Egypt's highest court reversed on Sunday a 15-year jail sentence handed down by a lower court to a policeman for killing an activist in the street, judicial sources said, overturning a rare sentence against members of security forces.
First Lieutenant Yaseen Hatem was charged last March with action that "led to the death" of Shaimaa Sabbagh, a lesser charge than murder but still a rare action against a member of the security forces.
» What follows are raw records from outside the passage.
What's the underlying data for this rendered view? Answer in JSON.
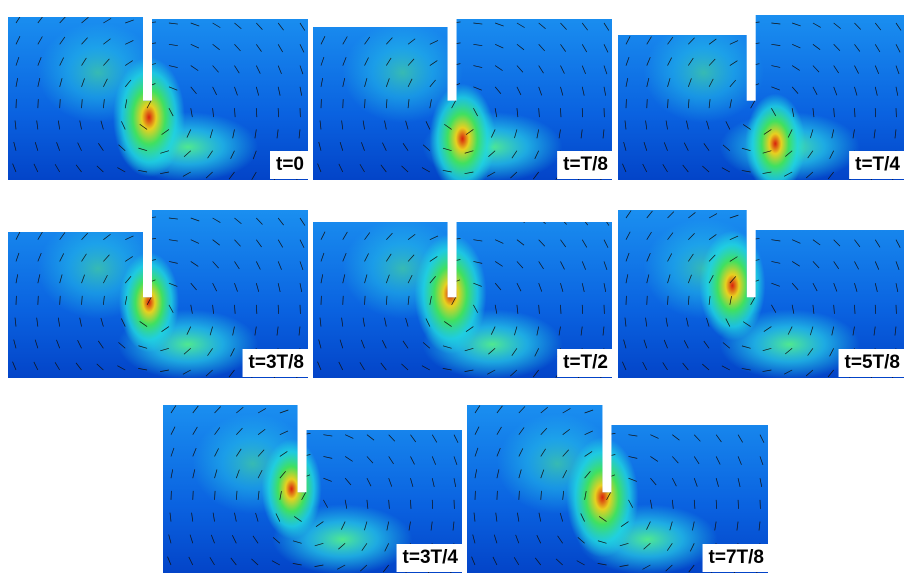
{
  "panels": [
    {
      "label": "t=0"
    },
    {
      "label": "t=T/8"
    },
    {
      "label": "t=T/4"
    },
    {
      "label": "t=3T/8"
    },
    {
      "label": "t=T/2"
    },
    {
      "label": "t=5T/8"
    },
    {
      "label": "t=3T/4"
    },
    {
      "label": "t=7T/8"
    }
  ]
}
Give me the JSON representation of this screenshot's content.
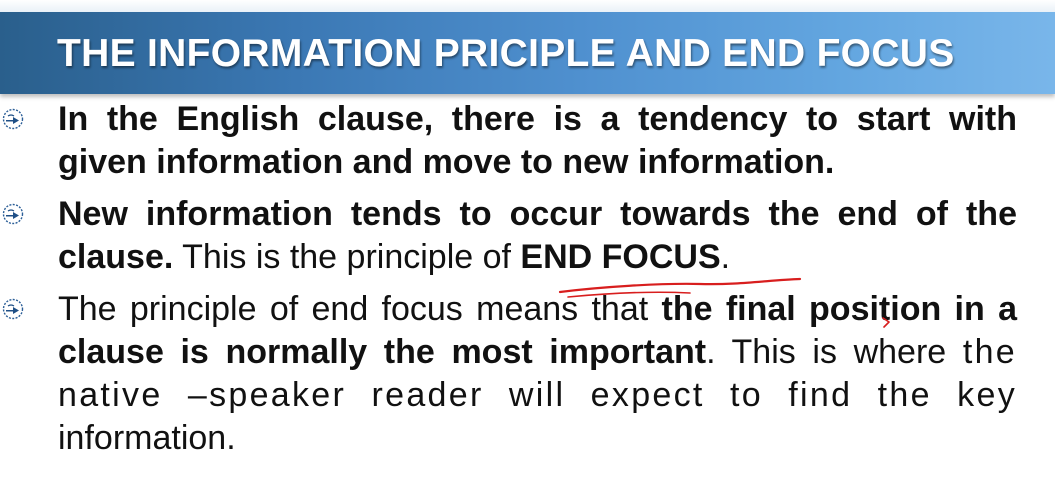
{
  "slide": {
    "title": "THE INFORMATION PRICIPLE AND END FOCUS",
    "icon_name": "pointing-hand-icon",
    "colors": {
      "title_bar_start": "#2a5f8c",
      "title_bar_end": "#79b6ea",
      "title_text": "#ffffff",
      "body_text": "#111111",
      "pen_annotation": "#d81e1e"
    },
    "bullets": [
      {
        "text": "In the English clause, there is a tendency to start with given information and move to new information."
      },
      {
        "part1_bold": "New information tends to occur towards the end of the clause.",
        "part2": " This is the principle of ",
        "part3_bold": "END FOCUS",
        "part4": "."
      },
      {
        "part1": "The principle of end focus means that ",
        "part2_bold": "the final position in a clause is normally the most important",
        "part3": ". This is where ",
        "part4": "the native –speaker reader will expect to find the key",
        "part5": " information."
      }
    ]
  }
}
He will now face a retrial.
Sabbagh was shot in January 2015 at a march marking the fourth anniversary of the uprising that ousted veteran ruler Hosni Mubarak in 2011. The public prosecutor said in March she had been killed by an officer who fired birdshot to try to disperse the protest.
President Abdel Fattah al-Sisi, accused by critics of muzzling opponents, had responded to the fury over Sabbagh's killing by referring to her as "my daughter" and "the daughter of Egypt" and promised to bring her killers to justice.
Many hoped Mubarak's fall would lead to greater freedom, but the government has cracked down hard on Islamists and secular activists since the military ousted Egypt's first freely-elected president, Mohamed Mursi of the Muslim Brotherhood, in 2013 following mass protests against his rule.
Critics say the police, whose power waned as Mubarak fell, have made a comeback and now act with impunity, a charge the Interior Ministry denies. Nearly all the 100 policemen tried for killing protesters in the 2011 revolt were acquitted.